In an ideal world, it should be possible to load a floppy and examine the contents without fear. You should be able to receive any email message without fear. If it is a multimedia message, it should be possible to play the audio, display the video, print the text, or waft the odors without damage to either the machine or files stored on the machine. A file is just a bunch of bits. If the file claims to be audio, it should be possible, without risk of any type of harm, to play the file. Likewise, if the file claims to be something worthy of printing, it should not cause any harm to print the file.
Programs are a bit trickier. It should be possible to run a program and have confidence that it will not affect the files stored on your machine or the basic integrity of the operating system.
We know none of these "shoulds" are true today. The files on your machine can be virus-infected through email, by displaying a PostScript file, or simply by inserting a floppy disk or CD-ROM (on some machines). How could systems be designed more defensively?
One simple feature would be a write-protect switch on your hard disk. Sometimes you run programs that you know should not be writing to your hard disk. A game program shouldn't be writing to your hard disk. Perhaps it wants to record highest score, but consumers might be willing to do without that frill if it means that they can run any game they want without fear of wiping out their life's work. Legitimate game manufacturers could design their games to work with write-protected hard disks. There is still the risk that the social misfits who design games that spread viruses could design their games to work with write-protected hard disks, but have their program check to see if some user has forgotten to write-protect the disk, and then launch the virus.

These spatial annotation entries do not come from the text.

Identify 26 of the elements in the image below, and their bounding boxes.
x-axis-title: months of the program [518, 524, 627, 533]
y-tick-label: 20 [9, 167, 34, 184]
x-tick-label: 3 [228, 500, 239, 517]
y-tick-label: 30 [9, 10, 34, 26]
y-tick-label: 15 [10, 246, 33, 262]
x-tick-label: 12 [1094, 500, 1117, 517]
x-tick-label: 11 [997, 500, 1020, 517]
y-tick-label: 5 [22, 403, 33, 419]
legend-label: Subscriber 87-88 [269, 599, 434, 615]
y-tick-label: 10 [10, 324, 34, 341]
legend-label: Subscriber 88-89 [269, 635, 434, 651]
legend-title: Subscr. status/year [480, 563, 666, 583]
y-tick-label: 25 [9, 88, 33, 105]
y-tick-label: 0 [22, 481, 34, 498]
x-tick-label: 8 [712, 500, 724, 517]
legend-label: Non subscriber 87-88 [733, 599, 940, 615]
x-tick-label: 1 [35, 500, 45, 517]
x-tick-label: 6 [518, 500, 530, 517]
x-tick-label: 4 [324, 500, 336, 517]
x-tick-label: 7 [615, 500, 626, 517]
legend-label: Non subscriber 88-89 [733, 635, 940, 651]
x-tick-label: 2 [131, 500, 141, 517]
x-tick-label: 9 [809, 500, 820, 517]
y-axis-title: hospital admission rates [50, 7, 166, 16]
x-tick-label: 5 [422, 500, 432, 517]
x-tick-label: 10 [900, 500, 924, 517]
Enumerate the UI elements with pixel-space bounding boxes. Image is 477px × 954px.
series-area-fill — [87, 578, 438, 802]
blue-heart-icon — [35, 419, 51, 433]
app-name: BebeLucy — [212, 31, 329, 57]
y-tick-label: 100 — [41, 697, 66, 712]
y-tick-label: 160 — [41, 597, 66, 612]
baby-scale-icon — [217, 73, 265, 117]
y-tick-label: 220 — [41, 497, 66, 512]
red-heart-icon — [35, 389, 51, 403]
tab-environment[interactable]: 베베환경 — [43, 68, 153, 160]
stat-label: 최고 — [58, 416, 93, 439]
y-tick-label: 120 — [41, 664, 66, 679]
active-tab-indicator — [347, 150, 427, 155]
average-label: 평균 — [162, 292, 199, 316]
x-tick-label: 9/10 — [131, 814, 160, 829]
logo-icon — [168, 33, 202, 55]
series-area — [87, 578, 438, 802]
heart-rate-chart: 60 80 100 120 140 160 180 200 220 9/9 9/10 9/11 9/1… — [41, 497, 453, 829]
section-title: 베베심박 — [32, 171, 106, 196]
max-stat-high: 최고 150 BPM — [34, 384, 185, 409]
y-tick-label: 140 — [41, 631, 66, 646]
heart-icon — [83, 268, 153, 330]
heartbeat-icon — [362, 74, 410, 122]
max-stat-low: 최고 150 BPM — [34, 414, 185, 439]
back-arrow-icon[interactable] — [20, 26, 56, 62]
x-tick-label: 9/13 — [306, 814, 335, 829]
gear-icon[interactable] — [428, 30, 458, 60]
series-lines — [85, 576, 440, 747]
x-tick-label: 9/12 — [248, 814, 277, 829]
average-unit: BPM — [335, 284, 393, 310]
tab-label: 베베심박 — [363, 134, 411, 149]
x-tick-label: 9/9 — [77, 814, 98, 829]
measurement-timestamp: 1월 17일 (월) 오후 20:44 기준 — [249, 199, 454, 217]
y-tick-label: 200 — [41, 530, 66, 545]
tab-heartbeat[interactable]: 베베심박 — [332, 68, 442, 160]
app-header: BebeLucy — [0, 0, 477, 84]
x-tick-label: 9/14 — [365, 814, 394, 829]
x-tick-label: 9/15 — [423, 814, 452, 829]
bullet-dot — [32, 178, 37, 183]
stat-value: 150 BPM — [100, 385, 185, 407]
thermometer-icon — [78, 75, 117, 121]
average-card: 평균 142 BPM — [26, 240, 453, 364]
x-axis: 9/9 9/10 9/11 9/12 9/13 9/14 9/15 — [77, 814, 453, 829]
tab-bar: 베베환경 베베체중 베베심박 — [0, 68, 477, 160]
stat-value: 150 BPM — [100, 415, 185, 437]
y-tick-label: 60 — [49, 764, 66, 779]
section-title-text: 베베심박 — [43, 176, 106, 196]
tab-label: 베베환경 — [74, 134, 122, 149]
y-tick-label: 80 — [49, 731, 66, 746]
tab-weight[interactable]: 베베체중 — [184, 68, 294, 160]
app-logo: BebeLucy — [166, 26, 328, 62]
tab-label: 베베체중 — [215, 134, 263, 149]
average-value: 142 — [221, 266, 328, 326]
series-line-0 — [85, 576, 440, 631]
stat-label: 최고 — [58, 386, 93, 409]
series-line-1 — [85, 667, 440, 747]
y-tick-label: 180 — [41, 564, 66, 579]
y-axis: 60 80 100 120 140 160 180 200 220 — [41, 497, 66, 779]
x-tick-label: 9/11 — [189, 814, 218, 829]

Timesharing systems used to be much more defensive. You could not run a program that would write into some other user's memory, or modify any portion of the disk that you were not authorized to write into. But PCs make the assumption that there is only one human on the machine at a time, and that human ought to be able to do anything it wants. To make matters worse, to enable snazzy maximally flexible features, there are all sorts of surprising places where someone can insert a program that will be executed.
The operating system ought to be built more defensively. PCs should have accounts just like timesharing systems so that you can set up a game account that can't affect the rest of the system. Likewise, your normal account shouldn't be able to alter system software. You should be able to easily run a program with the right to access only a single directory (its own). The world is moving in this direction, but progress is slow.